Jess feels like she’s out of options. Alisa — who isn’t the world’s most unbiased party here, but sure — insists that isn’t the case. Jess points out that Alisa just came within an inch of killing Trish. Alisa ecstatically responds, “An inch is miles for me!” She says that Jess can pull her back from the edge every time, and they can do this as a team.
But the fact that Alisa thinks she had “no choice” but to kill Sunday loses Jess. “There is always a choice. Your brain is just too goddamn broken to ever make the right one.”
Alisa says there’s nothing to live for without Jess, which would have been a more touching thing to say before Karl died. “So pull the trigger,” she tells her daughter. “Honestly, I’d rather it was you.”

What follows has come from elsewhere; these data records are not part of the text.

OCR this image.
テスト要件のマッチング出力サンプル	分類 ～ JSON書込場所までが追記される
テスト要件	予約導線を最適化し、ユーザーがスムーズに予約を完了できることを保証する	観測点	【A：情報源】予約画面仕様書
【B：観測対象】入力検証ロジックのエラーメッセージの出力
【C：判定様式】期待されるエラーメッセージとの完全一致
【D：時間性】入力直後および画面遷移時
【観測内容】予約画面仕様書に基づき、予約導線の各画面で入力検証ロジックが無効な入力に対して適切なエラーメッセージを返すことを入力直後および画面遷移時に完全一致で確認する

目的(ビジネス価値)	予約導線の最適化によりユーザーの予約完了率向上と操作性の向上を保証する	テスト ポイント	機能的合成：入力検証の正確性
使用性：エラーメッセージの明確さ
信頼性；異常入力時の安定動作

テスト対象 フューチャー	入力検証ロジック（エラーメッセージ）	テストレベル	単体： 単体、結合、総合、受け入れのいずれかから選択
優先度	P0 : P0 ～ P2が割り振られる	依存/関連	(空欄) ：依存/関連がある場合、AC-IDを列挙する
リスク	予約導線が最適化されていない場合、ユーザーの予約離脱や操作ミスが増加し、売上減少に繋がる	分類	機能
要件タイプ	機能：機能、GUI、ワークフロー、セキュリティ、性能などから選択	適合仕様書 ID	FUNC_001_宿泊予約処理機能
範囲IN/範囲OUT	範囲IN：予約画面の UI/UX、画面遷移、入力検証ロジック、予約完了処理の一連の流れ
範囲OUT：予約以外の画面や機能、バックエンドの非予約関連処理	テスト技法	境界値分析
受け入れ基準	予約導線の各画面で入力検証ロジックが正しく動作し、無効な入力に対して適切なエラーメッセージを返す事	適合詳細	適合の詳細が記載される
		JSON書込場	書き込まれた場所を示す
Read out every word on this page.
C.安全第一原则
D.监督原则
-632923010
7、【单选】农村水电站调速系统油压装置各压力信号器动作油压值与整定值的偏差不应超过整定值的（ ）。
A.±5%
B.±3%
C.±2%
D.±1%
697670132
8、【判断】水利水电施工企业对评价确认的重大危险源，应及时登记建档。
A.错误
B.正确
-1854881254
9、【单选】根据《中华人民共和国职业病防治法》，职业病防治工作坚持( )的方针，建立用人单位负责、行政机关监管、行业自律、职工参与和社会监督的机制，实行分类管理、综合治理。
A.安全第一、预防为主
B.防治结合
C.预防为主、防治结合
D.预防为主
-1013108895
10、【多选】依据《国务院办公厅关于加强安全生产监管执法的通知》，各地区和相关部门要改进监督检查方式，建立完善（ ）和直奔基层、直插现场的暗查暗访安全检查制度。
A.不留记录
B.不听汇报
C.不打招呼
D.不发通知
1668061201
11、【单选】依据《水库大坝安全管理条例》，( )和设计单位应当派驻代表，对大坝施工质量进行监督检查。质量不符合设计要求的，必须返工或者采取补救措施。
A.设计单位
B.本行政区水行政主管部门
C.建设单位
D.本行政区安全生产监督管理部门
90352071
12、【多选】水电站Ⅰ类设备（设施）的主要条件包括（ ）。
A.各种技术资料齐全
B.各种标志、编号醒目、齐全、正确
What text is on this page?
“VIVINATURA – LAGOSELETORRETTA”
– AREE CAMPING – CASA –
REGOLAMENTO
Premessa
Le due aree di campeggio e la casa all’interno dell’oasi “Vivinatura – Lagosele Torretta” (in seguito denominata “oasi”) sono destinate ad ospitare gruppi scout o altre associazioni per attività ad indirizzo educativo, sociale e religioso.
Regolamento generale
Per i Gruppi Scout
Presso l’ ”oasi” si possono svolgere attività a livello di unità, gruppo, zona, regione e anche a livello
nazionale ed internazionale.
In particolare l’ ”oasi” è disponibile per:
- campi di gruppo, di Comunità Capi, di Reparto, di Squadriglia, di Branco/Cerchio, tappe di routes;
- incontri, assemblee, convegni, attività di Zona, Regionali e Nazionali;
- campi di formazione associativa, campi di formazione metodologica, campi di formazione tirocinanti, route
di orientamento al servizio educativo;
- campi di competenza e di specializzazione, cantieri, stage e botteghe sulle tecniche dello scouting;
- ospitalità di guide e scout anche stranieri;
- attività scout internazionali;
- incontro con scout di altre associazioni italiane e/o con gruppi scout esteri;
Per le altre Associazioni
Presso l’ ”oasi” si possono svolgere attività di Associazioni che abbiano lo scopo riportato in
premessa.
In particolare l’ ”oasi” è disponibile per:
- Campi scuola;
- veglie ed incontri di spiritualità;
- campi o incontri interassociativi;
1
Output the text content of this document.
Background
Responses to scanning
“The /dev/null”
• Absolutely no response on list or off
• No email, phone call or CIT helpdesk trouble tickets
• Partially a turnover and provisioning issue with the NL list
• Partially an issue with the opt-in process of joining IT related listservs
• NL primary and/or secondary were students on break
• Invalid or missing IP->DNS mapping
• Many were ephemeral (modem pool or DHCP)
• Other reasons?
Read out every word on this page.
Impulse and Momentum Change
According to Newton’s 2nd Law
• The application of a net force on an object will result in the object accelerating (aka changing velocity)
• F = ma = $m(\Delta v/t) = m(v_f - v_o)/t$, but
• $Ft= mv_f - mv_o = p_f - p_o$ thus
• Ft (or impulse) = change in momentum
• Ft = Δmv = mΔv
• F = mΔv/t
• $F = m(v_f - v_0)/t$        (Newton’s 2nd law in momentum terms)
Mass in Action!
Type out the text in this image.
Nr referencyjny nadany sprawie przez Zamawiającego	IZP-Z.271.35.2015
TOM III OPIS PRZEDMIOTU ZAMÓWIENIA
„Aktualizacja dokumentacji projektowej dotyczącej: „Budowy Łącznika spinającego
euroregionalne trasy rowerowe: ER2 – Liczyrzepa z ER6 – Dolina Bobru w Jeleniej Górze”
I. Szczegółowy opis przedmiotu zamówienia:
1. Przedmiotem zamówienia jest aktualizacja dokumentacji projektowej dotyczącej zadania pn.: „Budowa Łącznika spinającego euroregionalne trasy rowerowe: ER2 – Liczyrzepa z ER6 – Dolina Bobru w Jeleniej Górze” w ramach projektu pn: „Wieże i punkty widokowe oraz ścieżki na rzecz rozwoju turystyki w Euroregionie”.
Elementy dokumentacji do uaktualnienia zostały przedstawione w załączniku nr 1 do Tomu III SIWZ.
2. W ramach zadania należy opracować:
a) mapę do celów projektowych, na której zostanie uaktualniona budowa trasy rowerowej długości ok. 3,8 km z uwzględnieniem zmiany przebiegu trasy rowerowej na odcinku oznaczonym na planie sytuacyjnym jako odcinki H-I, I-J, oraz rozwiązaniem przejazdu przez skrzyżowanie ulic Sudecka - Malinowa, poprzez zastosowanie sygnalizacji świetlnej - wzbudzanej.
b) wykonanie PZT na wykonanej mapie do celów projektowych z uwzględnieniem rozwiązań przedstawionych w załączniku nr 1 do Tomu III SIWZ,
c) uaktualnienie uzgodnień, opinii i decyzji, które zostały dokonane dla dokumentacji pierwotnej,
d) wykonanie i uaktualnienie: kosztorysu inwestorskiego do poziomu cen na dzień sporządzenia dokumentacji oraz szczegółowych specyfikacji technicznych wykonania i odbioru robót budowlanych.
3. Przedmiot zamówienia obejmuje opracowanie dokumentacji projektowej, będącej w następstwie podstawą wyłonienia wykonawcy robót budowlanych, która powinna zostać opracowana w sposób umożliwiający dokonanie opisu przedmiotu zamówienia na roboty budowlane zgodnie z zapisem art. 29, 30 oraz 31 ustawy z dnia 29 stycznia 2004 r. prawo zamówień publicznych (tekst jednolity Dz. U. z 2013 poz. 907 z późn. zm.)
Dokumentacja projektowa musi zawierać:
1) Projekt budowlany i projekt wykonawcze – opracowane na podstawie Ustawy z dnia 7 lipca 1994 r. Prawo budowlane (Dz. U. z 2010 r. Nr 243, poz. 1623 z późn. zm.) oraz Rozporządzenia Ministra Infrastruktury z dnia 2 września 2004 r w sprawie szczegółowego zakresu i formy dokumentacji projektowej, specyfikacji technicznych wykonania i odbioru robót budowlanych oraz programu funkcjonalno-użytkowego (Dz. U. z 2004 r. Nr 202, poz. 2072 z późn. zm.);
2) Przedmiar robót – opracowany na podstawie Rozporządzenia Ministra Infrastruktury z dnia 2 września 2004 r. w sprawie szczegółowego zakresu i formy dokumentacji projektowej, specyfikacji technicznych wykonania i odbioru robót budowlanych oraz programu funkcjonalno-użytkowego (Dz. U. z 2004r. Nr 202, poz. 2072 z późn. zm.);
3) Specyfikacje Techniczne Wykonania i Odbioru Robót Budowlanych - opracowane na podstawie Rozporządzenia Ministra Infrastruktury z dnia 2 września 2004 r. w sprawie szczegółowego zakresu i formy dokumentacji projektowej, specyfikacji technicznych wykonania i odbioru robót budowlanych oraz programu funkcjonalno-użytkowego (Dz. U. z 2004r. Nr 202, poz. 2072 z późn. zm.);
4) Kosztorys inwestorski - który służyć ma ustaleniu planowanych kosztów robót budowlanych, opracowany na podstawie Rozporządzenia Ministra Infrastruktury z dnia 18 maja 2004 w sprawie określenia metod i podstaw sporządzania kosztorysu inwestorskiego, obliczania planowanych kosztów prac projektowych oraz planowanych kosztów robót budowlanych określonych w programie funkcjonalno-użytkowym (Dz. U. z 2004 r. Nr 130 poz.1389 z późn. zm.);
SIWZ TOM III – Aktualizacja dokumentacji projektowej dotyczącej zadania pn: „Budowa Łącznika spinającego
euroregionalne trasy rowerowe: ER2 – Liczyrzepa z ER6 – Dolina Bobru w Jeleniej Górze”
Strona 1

I don’t think Alisa believed Jess would actually do it. Just days earlier, Alisa was appalled to learn Jess was racked with guilt for being the “distraction” that caused the family car crash. If Jess was crushed by how responsible she felt for that — a fatal accident that took place when she was just a child, riding in the backseat — how would she ever live with herself for literally killing her mom, point-blank?
Jess loses her nerve. Alisa grabs the gun and just knocks her out cold. Family! Alisa kidnaps her own daughter so they can run away together just like she hoped. They’re far enough away from New York City to hear nothing but crickets in the quiet. It’s three of Jessica’s favorite things: a violation of her consent, a family road trip, and the suburbs.